We calculated the average computational time required to send and receive a safety group message. Similar to the non-safety experiments, three different cases were used in the non-safety experiment, which were to broadcast a safety message using zero-hop, one-hop, and two-hop. Fig. 7 shows that the safety message was sent and received within a time duration less than 100 ms in the zero-hop case as constrained in (Yousefi, Fathy & Bastani, 2012). The proposed protocol satisfies the time constraint described in (Yousefi, Fathy & Bastani, 2012).

Results of sending a one-to-one message

The proposed protocol allowed vehicles to send and receive a one-to-one message (unicast message).

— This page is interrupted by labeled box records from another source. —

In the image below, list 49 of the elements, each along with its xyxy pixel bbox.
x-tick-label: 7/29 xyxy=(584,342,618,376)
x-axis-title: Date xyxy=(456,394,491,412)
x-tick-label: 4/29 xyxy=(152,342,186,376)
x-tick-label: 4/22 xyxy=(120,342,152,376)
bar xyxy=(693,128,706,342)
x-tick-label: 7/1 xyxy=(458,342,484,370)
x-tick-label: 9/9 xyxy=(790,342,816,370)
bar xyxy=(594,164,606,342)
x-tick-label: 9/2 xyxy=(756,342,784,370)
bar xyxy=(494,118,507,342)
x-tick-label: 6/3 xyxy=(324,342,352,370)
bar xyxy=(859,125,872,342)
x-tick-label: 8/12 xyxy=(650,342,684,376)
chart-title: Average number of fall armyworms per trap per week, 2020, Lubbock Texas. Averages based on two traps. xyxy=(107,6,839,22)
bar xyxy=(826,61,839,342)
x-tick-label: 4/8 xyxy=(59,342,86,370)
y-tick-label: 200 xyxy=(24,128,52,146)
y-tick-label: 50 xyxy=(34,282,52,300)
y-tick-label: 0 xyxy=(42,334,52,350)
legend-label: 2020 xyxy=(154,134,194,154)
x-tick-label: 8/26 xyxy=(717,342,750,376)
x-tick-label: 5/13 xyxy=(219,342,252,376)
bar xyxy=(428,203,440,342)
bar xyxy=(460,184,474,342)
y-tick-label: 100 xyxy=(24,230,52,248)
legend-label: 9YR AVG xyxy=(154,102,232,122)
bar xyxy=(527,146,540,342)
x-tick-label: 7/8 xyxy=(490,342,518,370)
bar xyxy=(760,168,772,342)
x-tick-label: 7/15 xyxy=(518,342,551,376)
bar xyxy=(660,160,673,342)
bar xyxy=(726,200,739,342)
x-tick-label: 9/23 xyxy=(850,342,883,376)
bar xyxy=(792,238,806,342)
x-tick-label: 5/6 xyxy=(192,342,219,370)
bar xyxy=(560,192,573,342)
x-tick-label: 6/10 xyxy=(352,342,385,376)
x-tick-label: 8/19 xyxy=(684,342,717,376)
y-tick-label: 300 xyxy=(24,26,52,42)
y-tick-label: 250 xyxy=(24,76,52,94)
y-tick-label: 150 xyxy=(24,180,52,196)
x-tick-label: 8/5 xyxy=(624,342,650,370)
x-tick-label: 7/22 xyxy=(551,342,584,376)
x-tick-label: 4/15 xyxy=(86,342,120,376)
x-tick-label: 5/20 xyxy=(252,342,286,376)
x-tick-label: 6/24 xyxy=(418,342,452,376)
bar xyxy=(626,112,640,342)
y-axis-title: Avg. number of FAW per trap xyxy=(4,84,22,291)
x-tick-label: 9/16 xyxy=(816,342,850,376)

When a vehicle needed to unicast a message to another vehicle, that message was sent to the RSU. The RSU then checked that the destination vehicle was still a group member or if it had moved away. If the vehicle was still a member in the group, the RSU forwarded the message to the destination vehicle. If the vehicle had moved away, it forwarded the message to the RSU that managed its new group.

We calculated the average computational time required to send the message from a vehicle to another one in three different cases as follows: in the first case, the two vehicles were within the same group (zero-hop). In the second case, the destination vehicle was moved to the adjacent group (one-hop). In the third case, the destination vehicle was moved away by two-hop.

The experimental results are shown in Fig. 8. The average computational time required to send and receive a one-to-one message in the zero-hop, was 0.176 s, which is acceptable for non-safety applications (Hu & Laberteaux, 2006) and the proposed protocol satisfies the time recommended (Hu & Laberteaux, 2006).

Security and privacy features

The proposed protocol provides essential security requirements such as message authentication with privacy preservation, message confidentiality, message integrity, and non-repudiation.

Attack resistance

VANET and WSN both receive the same attack methods, including Sybil Attack, Message Fabrication and Modification Attack, and Eavesdropping Attack (Quyoom, Mir & Sarwar, 2020; Tchórzewski & Jakóbik, 2019). Our proposed work can resist many of these attacks. The main difference between WSN and VANET in security attacks is the battery drainage attacks which are a critical issue in WSN. An example of such attacks is the Denial-of-Sleep Attack.